I would wager that MMO and multiplayer server code, however, is a bit more often tested.
At the very least, automated regression tests have been common. I've seen these implemented as mass sanity-checks during server start-up, to e.g. make sure that a new "cloud" server was configured correctly before it begins accepting players; a fairly good regression suite built up over 3-4 years, in that case, ran in about 4 seconds, while bringing up a virtual host (from a blank OS image) took almost 10 minutes, so it was well worth the time. We ran the same tests on a "tinderbox" (continual build system) on our Subversion repository to check for some annoying, fairly common errors that liked to creep back in. In particular, the multi-server functionality had a nasty habit of trying to create duplicates of objects as they were passed around: the object instantiation, caching, and network-passing code was close to 100% covered; we kept thinking we'd thought of everything that could be tested, and then discover some “fun,” new edge case.

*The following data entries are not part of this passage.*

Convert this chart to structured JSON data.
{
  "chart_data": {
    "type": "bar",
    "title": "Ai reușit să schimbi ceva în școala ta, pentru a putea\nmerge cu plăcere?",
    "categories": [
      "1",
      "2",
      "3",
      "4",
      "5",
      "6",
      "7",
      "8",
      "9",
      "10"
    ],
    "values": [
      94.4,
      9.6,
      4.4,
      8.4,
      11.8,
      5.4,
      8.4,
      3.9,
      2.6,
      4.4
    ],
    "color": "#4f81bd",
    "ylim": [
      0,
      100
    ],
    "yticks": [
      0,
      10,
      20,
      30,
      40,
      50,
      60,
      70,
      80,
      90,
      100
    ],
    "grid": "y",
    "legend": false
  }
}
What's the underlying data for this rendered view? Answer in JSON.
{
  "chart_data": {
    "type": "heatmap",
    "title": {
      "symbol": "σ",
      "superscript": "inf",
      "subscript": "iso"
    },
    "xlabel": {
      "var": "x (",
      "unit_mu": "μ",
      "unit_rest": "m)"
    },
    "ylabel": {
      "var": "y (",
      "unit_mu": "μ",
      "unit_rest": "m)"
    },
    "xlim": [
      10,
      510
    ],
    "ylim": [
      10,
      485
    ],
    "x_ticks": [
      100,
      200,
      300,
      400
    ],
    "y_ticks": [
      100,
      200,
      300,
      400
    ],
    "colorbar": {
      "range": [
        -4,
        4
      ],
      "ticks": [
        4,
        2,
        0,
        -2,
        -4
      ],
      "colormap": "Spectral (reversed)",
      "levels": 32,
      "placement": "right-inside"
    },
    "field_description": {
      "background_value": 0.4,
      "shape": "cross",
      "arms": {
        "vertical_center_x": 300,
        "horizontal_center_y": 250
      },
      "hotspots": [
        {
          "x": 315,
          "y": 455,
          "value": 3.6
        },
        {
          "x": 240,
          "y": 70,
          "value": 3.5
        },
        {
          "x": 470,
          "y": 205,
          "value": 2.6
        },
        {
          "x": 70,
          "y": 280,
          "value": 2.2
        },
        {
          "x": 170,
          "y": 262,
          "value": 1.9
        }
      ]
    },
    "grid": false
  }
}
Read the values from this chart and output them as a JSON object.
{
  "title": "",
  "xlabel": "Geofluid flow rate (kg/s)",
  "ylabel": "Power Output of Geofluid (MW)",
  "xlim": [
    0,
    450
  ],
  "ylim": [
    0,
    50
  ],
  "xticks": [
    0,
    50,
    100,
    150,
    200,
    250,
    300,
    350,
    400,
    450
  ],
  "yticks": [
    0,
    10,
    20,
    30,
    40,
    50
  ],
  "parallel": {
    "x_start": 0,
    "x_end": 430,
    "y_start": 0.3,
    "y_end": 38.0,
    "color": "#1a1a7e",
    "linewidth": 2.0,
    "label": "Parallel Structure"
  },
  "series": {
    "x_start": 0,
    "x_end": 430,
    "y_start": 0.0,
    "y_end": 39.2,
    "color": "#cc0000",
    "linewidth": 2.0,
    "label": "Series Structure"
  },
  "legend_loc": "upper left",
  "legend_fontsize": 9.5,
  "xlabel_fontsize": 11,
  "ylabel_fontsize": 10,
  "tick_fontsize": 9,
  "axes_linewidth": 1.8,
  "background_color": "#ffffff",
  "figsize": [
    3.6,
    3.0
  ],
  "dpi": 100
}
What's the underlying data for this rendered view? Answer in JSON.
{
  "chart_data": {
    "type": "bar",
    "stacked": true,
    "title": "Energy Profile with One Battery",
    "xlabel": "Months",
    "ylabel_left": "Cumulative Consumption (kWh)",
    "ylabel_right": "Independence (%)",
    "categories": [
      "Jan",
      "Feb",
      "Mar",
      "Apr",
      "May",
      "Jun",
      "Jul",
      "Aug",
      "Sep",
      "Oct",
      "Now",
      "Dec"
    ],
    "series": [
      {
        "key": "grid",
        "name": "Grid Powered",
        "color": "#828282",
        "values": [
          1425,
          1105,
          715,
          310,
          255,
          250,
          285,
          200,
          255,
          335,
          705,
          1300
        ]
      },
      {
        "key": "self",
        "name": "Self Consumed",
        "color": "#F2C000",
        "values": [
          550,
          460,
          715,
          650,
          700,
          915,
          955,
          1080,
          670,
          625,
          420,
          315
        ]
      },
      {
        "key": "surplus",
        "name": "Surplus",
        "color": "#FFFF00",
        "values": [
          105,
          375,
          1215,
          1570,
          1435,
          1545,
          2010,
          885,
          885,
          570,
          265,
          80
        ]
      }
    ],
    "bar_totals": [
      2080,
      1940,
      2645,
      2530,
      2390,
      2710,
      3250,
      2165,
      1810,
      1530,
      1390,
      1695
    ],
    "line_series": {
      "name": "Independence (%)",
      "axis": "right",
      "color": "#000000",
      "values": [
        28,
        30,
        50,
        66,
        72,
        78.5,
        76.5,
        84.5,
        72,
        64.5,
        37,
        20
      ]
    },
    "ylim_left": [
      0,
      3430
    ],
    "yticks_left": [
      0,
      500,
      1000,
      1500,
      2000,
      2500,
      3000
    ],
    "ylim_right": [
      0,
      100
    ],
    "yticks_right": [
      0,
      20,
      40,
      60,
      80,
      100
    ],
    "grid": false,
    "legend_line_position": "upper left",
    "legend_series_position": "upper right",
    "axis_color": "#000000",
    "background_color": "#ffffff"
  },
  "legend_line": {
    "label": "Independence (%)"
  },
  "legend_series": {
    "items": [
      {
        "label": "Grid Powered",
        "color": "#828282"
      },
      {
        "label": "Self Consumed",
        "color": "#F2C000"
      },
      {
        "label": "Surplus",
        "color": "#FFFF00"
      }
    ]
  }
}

At several MMO's that I've worked on, we also would develop "stub clients" to perform initial unit-testing, and usually provided "operator" commands to do ad-hoc unit testing of new features. This let us execute server code before the client was ready to take advantage of it, and exercise "impossible" situations (e.g. teleporting a player inside of a wall) to ensure that the error recovery handlers would work well. Bringing a new feature online on the server might sometimes take many days less than the client support for it; conversely, we'd sometimes have to create a "dummy" server method for the client, returning fake-but-well-formed data, if they got ahead of us.
However, MMO development in general is subject to a lot more of these kinds of problems, which might reflect the environment. When I was working on embedded game systems, “testing” was practically unheard-of for anything except some reusable widget code (e.g. text editors).